Si les longicornes ne passent pas inaperçus avec leurs remarquables antennes, on ignore encore trop de choses sur leur répartition et leur état de conservation.
Qu’est-ce qu’un longicorne ?
C’est un coléoptère de la famille des cérambycidés. Un coléoptère est un insecte dont l’une des deux paires d’ailes est coriace. On parle d’« élytres ». Parmi les coléoptères, les cérambycidés possèdent presque tous de très longues antennes, comme l’évoque leur autre nom de « longicornes ». Durant le stade larvaire qui dure plusieurs années, ils sont majoritairement saproxyliques*. Quelques espèces sont inféodées à des plantes herbacées comme à la Vipérine ou à des graminées. Le Capricorne des maisons est redouté car il s’attaque au bois œuvré. Il n’est cependant plus si commun. Les espèces causant des dégâts pour l’Homme restent extrêmement minoritaires. Adultes, les longicornes s’intéressent plutôt aux fleurs, mais ne s’alimentent quasiment plus.
Combien existe-t-il d’espèces en Bourgogne-Franche-Comté ?
117 espèces ont à ce jour été observées, dont deux protégées : le Grand Capricorne, noir et de belle taille, lié aux chênes centenaires de grande hauteur, et la Rosalie des Alpes, d’un superbe bleu, dont de nouvelles populations ont été récemment découvertes dans le Morvan. La répartition fine de toutes ces espèces est encore largement méconnue. Une vaste collecte de données est aujourd’hui menée afin d’établir un premier atlas des longicornes de Bourgogne-Franche-Comté à l’horizon 2027. La plupart des espèces peuvent s’identifier à vue. Tout le monde peut participer au recueil de données, même les non-connaisseurs, en transmettant une photo avec le lieu et la date d’observation via la SHNA-OFAB pour la Bourgogne et via l’OPIE-FC* ou le CBNFC-ORI* pour la Franche-Comté.
Les longicornes se portent-ils bien ?
Si à l’échelle nationale, les données sont suffisantes pour estimer la situation, tel n’est pas encore le cas régionalement. À terme, une liste rouge régionale des espèces menacées pourra être dressée selon la méthodologie de l’UICN*. Près d’un quart des espèces connues en Bourgogne-Franche-Comté n’ont pas été revues récemment, ce qui ne signifie pas forcément qu’elles ont disparu. Les efforts actuels de prospection permettront de répondre à ces questions. La présence de certains longicornes renseigne aussi sur l’état des milieux naturels, car leurs exigences en font de bons bioindicateurs. Préservation des espaces et préservation des espèces se rejoignent. Les espèces exotiques venues d’Afrique ou d’Asie, pour l’instant rares, sont également à surveiller pour évaluer leur caractère invasif.

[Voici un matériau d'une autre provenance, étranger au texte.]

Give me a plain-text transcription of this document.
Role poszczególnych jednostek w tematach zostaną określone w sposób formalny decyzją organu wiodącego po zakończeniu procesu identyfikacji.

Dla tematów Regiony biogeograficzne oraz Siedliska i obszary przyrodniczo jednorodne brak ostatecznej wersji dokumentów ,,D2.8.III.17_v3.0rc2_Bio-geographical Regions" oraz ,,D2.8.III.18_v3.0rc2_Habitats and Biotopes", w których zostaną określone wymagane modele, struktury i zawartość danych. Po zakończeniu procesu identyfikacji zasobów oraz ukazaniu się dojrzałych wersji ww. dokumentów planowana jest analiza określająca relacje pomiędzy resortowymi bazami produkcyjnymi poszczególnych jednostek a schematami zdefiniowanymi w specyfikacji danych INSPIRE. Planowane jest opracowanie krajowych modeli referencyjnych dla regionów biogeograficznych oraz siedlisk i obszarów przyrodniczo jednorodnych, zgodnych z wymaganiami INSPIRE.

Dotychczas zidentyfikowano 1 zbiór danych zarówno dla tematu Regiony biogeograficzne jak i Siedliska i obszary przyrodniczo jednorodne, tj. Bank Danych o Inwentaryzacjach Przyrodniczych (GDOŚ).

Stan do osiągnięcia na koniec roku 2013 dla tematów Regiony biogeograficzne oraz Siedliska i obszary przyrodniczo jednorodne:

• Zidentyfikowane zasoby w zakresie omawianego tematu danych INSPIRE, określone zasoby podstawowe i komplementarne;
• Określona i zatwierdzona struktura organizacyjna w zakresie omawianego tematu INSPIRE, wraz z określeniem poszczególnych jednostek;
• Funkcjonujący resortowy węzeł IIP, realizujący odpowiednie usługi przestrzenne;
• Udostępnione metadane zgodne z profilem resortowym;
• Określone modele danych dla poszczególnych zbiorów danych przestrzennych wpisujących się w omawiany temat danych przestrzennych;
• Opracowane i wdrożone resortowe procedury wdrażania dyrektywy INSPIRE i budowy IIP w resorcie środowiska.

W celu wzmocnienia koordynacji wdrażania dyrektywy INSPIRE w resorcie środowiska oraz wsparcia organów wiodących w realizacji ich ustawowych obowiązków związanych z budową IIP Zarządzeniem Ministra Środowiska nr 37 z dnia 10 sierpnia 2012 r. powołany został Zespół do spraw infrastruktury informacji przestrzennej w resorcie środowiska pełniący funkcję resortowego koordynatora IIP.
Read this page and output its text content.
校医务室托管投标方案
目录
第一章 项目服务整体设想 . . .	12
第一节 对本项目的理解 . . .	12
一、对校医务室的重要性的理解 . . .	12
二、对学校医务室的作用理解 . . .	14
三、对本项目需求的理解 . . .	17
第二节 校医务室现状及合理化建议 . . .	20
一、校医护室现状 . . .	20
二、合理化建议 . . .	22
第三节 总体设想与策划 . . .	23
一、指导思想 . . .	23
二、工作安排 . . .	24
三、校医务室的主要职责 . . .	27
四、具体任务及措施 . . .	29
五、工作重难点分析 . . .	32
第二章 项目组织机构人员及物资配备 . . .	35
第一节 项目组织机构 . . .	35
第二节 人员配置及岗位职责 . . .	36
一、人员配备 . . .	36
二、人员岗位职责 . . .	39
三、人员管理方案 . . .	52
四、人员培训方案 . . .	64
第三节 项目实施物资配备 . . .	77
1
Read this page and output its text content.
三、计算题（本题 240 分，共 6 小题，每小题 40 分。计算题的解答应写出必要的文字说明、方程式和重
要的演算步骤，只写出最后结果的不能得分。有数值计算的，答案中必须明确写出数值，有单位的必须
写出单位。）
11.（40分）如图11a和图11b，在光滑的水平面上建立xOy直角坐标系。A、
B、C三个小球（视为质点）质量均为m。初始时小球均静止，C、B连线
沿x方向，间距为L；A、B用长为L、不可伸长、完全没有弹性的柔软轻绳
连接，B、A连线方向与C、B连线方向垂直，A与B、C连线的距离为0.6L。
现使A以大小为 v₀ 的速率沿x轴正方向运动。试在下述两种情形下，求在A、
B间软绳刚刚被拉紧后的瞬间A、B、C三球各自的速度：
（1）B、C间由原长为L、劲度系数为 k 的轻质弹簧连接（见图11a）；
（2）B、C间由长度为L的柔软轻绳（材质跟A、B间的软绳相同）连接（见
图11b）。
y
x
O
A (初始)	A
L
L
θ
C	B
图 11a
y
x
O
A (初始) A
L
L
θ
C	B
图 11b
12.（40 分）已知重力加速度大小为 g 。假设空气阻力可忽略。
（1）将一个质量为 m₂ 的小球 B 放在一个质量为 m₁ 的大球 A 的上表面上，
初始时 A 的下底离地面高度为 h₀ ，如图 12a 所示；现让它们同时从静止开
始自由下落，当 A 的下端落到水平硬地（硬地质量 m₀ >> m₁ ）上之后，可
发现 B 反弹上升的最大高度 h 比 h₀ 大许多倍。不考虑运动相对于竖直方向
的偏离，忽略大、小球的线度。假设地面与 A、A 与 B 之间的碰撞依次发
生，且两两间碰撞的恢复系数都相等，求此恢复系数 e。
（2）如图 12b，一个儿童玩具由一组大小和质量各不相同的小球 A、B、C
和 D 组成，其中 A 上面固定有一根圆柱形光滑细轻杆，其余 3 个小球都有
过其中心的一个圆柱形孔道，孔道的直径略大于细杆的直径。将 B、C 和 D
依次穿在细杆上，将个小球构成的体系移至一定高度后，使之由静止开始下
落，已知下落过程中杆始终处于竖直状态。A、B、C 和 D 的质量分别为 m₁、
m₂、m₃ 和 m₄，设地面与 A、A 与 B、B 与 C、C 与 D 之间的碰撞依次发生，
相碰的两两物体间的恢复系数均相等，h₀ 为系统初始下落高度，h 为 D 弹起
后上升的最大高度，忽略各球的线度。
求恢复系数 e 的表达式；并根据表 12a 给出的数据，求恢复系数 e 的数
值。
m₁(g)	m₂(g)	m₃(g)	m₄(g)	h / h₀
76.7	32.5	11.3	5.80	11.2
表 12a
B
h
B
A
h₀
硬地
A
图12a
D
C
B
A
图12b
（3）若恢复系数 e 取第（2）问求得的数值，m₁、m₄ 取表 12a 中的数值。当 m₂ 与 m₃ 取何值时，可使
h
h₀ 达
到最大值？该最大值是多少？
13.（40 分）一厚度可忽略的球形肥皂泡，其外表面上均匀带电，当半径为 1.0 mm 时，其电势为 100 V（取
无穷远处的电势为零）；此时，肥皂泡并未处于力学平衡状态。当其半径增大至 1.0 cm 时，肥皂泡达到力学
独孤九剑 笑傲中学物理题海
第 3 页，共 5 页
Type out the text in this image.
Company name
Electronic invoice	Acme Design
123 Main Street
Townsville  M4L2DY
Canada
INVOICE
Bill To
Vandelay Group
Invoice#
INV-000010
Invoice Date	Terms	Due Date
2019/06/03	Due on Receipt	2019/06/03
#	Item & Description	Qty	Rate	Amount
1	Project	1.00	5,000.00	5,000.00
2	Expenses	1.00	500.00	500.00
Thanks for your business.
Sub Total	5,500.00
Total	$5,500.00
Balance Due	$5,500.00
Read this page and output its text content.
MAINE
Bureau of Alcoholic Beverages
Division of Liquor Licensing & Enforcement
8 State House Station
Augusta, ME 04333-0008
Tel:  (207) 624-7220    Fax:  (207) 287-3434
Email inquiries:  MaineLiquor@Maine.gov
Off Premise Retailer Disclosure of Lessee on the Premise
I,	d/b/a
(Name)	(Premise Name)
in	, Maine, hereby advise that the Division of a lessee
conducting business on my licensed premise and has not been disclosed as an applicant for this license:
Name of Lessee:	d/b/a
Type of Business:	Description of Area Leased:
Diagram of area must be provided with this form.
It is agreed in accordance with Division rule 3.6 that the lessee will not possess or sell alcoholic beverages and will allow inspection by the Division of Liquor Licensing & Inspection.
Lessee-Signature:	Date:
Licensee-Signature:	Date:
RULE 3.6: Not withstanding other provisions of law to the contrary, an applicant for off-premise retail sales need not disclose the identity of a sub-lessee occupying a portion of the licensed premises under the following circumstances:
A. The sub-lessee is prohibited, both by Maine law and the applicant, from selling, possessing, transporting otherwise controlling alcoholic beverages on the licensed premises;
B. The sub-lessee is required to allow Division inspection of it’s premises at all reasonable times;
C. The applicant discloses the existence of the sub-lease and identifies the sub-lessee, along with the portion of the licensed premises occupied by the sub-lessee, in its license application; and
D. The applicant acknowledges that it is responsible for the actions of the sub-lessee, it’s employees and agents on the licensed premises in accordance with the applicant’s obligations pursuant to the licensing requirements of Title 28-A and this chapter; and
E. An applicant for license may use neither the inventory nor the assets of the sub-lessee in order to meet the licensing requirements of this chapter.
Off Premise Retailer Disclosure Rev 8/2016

Mathurin CARNET, Entomologiste à SHNA-OFAB
La Rhagie ermite (Rhamnusium bicolor), dont les élytres tantôt rouges, tantôt bleus selon les individus, lui ont certainement valu son nom de « bicolor », n’est pour lors connue que sur une station de la Nièvre. Trouvée dans la cavité d’un arbre à l’occasion d’une prospection de chauves-souris, elle n’a pas été détectée dans les arbres voisins, sans doute pour des raisons d’ensoleillement ou d’humidité différents. Cela illustre à quel point la sauvegarde d’une espèce dépend parfois du maintien d’habitats précis très localisés. Il est important d’inspecter les arbres à enjeux avant tout projet d’abattage. La disparition des vieux arbres et l’arrachage des haies sont les principales causes de déclin des longicornes, ce qui demande d’adapter nos pratiques d’entretien des paysages. Certaines espèces sont aussi menacées par le réchauffement climatique qui fragilise certains arbres.
Mini-glossaire
CBNFC-ORI : Conservatoire botanique national de Franche-Comté-Observatoire régional des Invertébrés.
OPIE-FC : Office pour les insectes et leur environnement de Franche-Comté.
Saproxylique : qui se nourrit de bois mort.
SHNA-OFAB : Société d’histoire naturelle d’Autun-Observatoire de la faune de Bourgogne.
UICN : Union internationale pour la conservation de la nature.